He tenido que explicar cien veces a amigos italianos (para quienes Palermo es otra cosa) los complicados matices entre los Palermos: del Soho al Hollywood clásico o al Viejo, pasando por el Green, que es –me parece– algo de Almagro, o el Palermo Dead, otrora apenas Chacarita.
Listo: todo parece ser Palermo. ¿Nunca una reunión es en Congreso, una filmación en Boedo? Todo se ha fugado hacia Palermo. Una rejilla. Es ese punto blanco que se chupa la imagen del televisor cuando se desenchufa el cable de un tirón.

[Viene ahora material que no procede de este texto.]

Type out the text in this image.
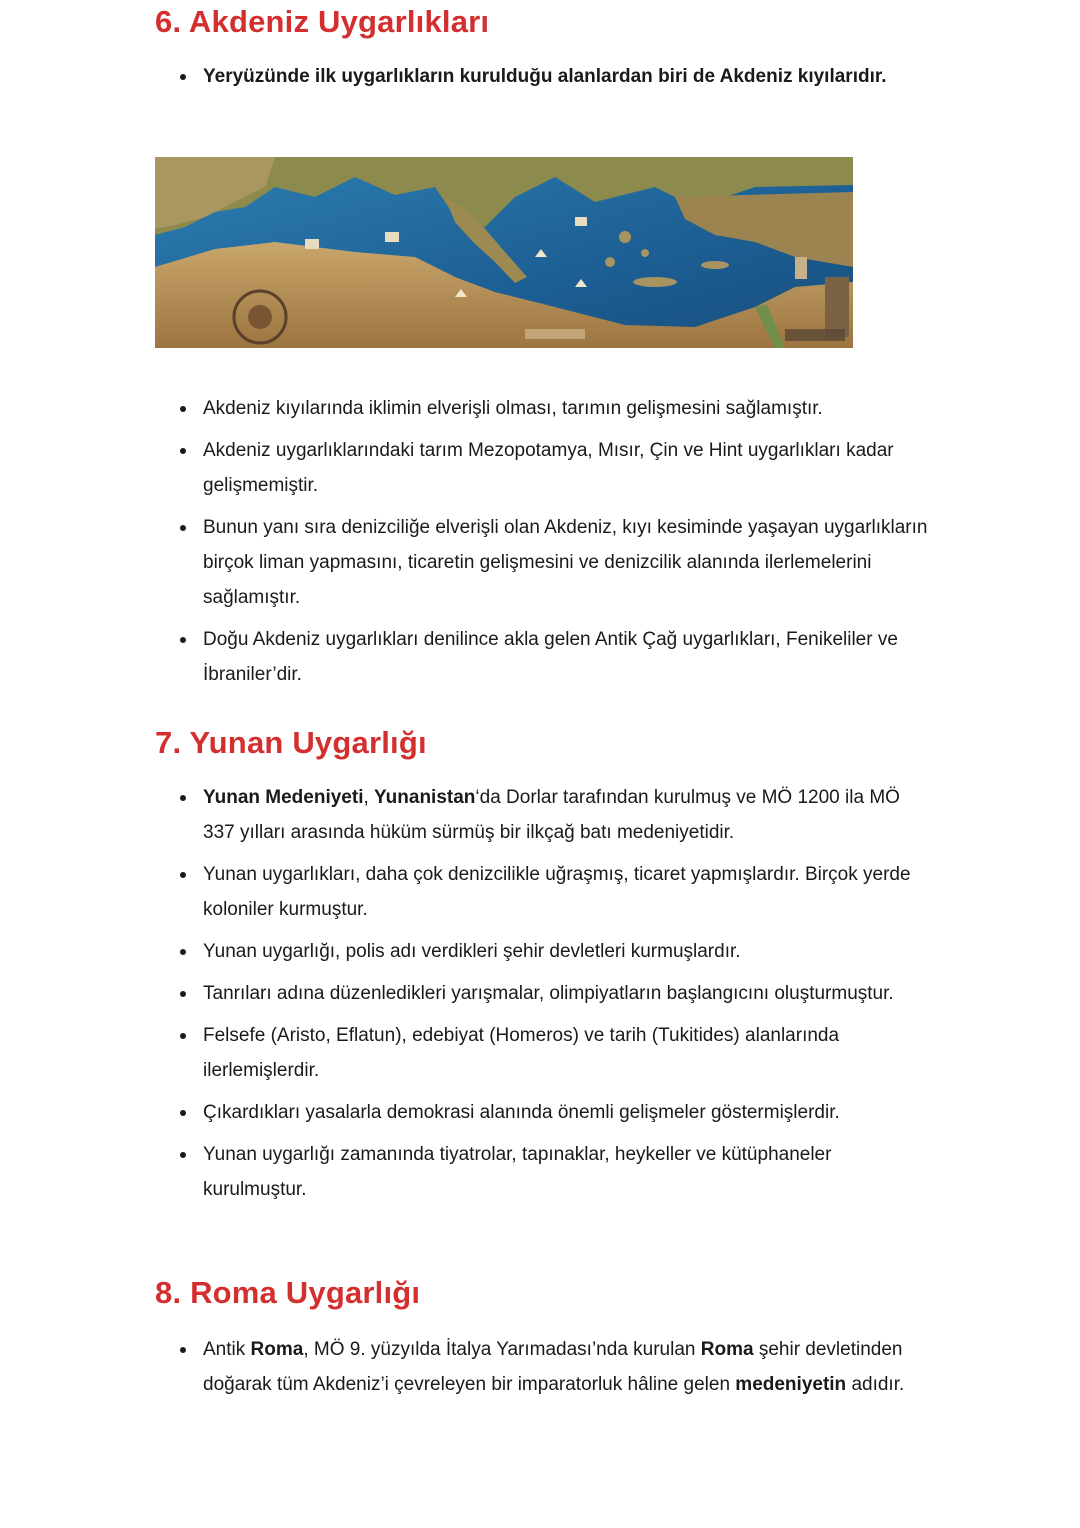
6. Akdeniz Uygarlıkları
Yeryüzünde ilk uygarlıkların kurulduğu alanlardan biri de Akdeniz kıyılarıdır.
Akdeniz kıyılarında iklimin elverişli olması, tarımın gelişmesini sağlamıştır.
Akdeniz uygarlıklarındaki tarım Mezopotamya, Mısır, Çin ve Hint uygarlıkları kadar gelişmemiştir.
Bunun yanı sıra denizciliğe elverişli olan Akdeniz, kıyı kesiminde yaşayan uygarlıkların birçok liman yapmasını, ticaretin gelişmesini ve denizcilik alanında ilerlemelerini sağlamıştır.
Doğu Akdeniz uygarlıkları denilince akla gelen Antik Çağ uygarlıkları, Fenikeliler ve İbraniler’dir.
7. Yunan Uygarlığı
Yunan Medeniyeti, Yunanistan‘da Dorlar tarafından kurulmuş ve MÖ 1200 ila MÖ 337 yılları arasında hüküm sürmüş bir ilkçağ batı medeniyetidir.
Yunan uygarlıkları, daha çok denizcilikle uğraşmış, ticaret yapmışlardır. Birçok yerde koloniler kurmuştur.
Yunan uygarlığı, polis adı verdikleri şehir devletleri kurmuşlardır.
Tanrıları adına düzenledikleri yarışmalar, olimpiyatların başlangıcını oluşturmuştur.
Felsefe (Aristo, Eflatun), edebiyat (Homeros) ve tarih (Tukitides) alanlarında ilerlemişlerdir.
Çıkardıkları yasalarla demokrasi alanında önemli gelişmeler göstermişlerdir.
Yunan uygarlığı zamanında tiyatrolar, tapınaklar, heykeller ve kütüphaneler kurulmuştur.
8. Roma Uygarlığı
Antik Roma, MÖ 9. yüzyılda İtalya Yarımadası’nda kurulan Roma şehir devletinden doğarak tüm Akdeniz’i çevreleyen bir imparatorluk hâline gelen medeniyetin adıdır.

El progre piensa que Palermo es apenas una torva instancia inmobiliaria, pero el problema es más ontológico. Reunirse en Palermo o cortar la calle para grabar allí una novela son maneras de hacer visible un ideal, de palermizar la ciudad, de poner una valla a cierta altura y reclamar que los demás barrios traten de empardar. ¿Se funda allí mi encono? ¿Sólo por eso me gusta buscar la trampa?
Que sus restaurantes cobran más de lo que ofrecen, que es imposible estacionar, que no tiene subtes ni colectivos razonables sólo para impedir la entrada del foráneo... Más original es buscarle a Palermo sus cosas buenas.
Hoy me citó aquí –porque sí, ufa, queda a mitad de camino– un director que no conocía (mi ignorancia es enorme). Se llama Alejandro Chomski y me cuenta con mil encantos un plan de una película fabulosa. Yo –bruto y cortante– le pregunto si es pariente de Noam Chomsky. Me dice que no sabe y me muestra una carta del MIT firmada por Noam: “Dear Mr. Chomski: Qué raro escribirle una carta a alguien con ese nombre”.
Leo el resto y me informo más o menos del derrotero ucraniano de la familia Chomsky en Baltimore. Chusmerío de muy alta valla. Sostengo el celular donde se abre la carta, como una rosa (todo Palermo es un balde de wi-fi espumoso), y pienso que este pequeño milagro pasa habitualmente –quizás– en los bares de Palermo y yo ni me había enterado porque soy progre y prefiero el Abasto, lleno de basura y bicisendas que nunca se terminaron de peinar.